Due to the Danger Tree’s height, it’s being built in sections. Chris Ryan (B.Sc.’08) and Simon Ernst are the primary machinists working on the replica. They’re stacking the pieces of the tree together one section at a time, using dowels for precision placement and a special epoxy for bonding.

Chris Ryan, a bearded technician wearing safety glasses on the top of his head and navy overalls with a Memorial University patch on the chest, stands in a workshop. Beside him, there’s a large, pink replica of one of the trunks of the Danger Tree. Industrial equipment, shelving, and tools are visible in the background, with containers of epoxy in the foreground.
Chris Ryan, a machinist at Technical Services, stands next to one of the milled trunks of the Danger Tree replica.
Photo: Rich Blenkinsopp

Mr. Ryan has an academic background in military history and has taken a particular interest in the Battle of Beaumont-Hamel.

“I’ve read about that story my whole life,” he said. “Knowing the significance, it makes me feel proud to be a part of it.”

Once the solid core is complete, it will be wrapped in fibreglass. And artists from The Rooms will paint the structure, bringing the final details of the tree to life.

The finished Danger Tree will be handed over to Veterans Affairs in May. The Canadian Armed Forces will then transport the monument across the Atlantic to the memorial at Beaumont-Hamel where it will be unveiled at a ceremony on June 30, 2026.

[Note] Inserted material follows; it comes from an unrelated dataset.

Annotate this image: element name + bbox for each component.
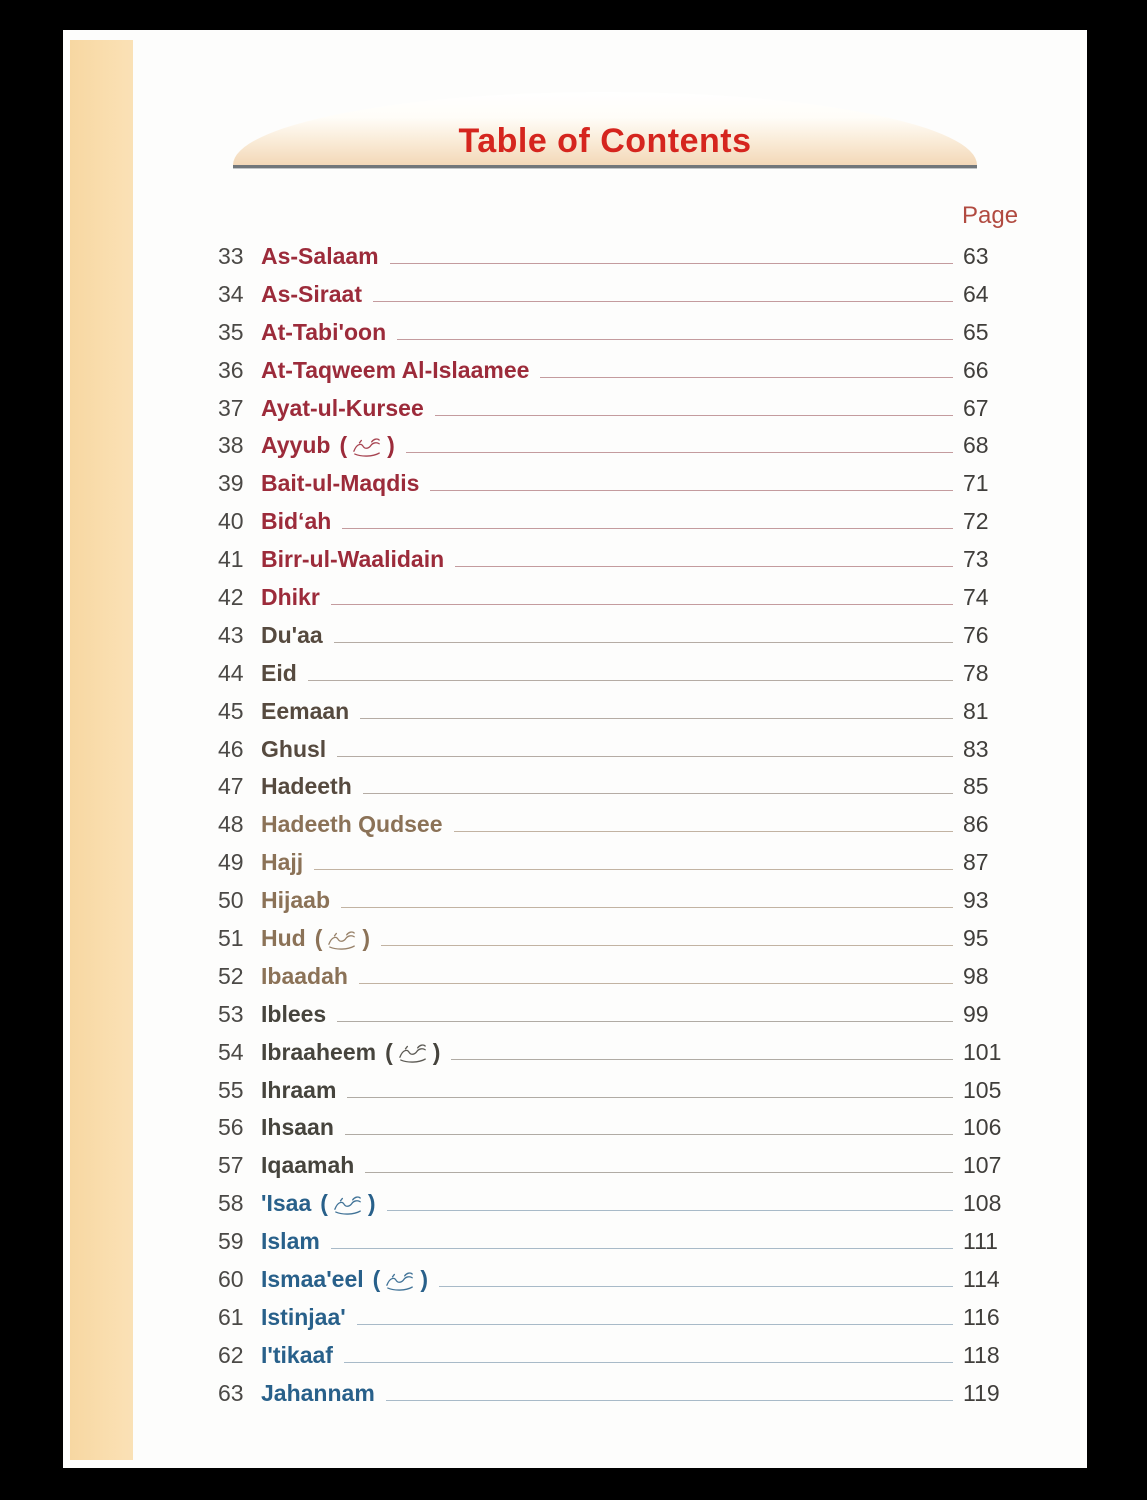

Simon Ernst, a technician wearing safety glasses, navy overalls, and black gloves, smooths a glossy epoxy across a large, pink foam board using a wide metal scraper. A clear container labeled “PPG” sits nearby on the worktable, and workshop equipment and cabinets are visible in the background.
Simon Ernst, a machinist at Technical Services, spreads a coat of epoxy as he prepares the layers of foam that will be milled into a section of the Danger Tree.
Photo: Rich Blenkinsopp

To see what they saw

When Gerald Whitty travelled to visit Beaumont-Hamel, he saw something of what his fellow soldiers had seen on that fateful day in 1916: a tree, decimated, but still standing.

What he couldn’t have known back then was that, by simply standing next to the Danger Tree when the shutter clicked and his photo was taken, he started a story that would take over a century to complete.

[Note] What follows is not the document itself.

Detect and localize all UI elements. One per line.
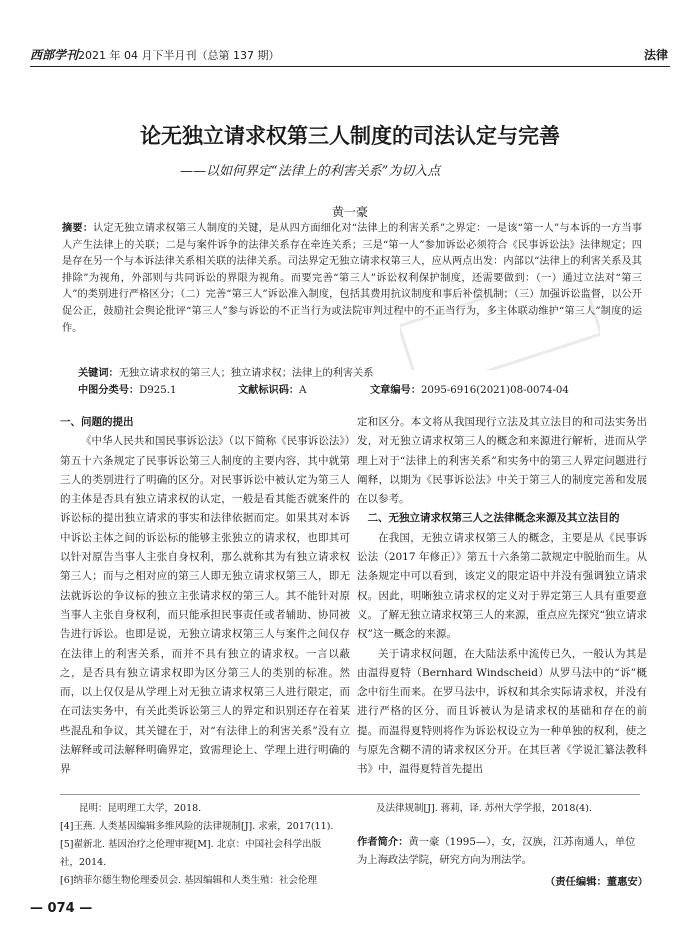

Mr. Whitty died in 1924 when he was struck by a speeding car. His photos, over 100 of them, were passed on to his family and kept safe. They found their way to The Rooms Provincial Archives Division, where the image of the Danger Tree was identified, and then that image made its way to the team at Memorial’s Technical Services.

And soon, we too will be able to stand at the memorial in Beaumont-Hamel and see the Danger Tree. We will be able to see something of what the regiment saw when they answered the call and marched out into no man’s land in the face of the greatest odds.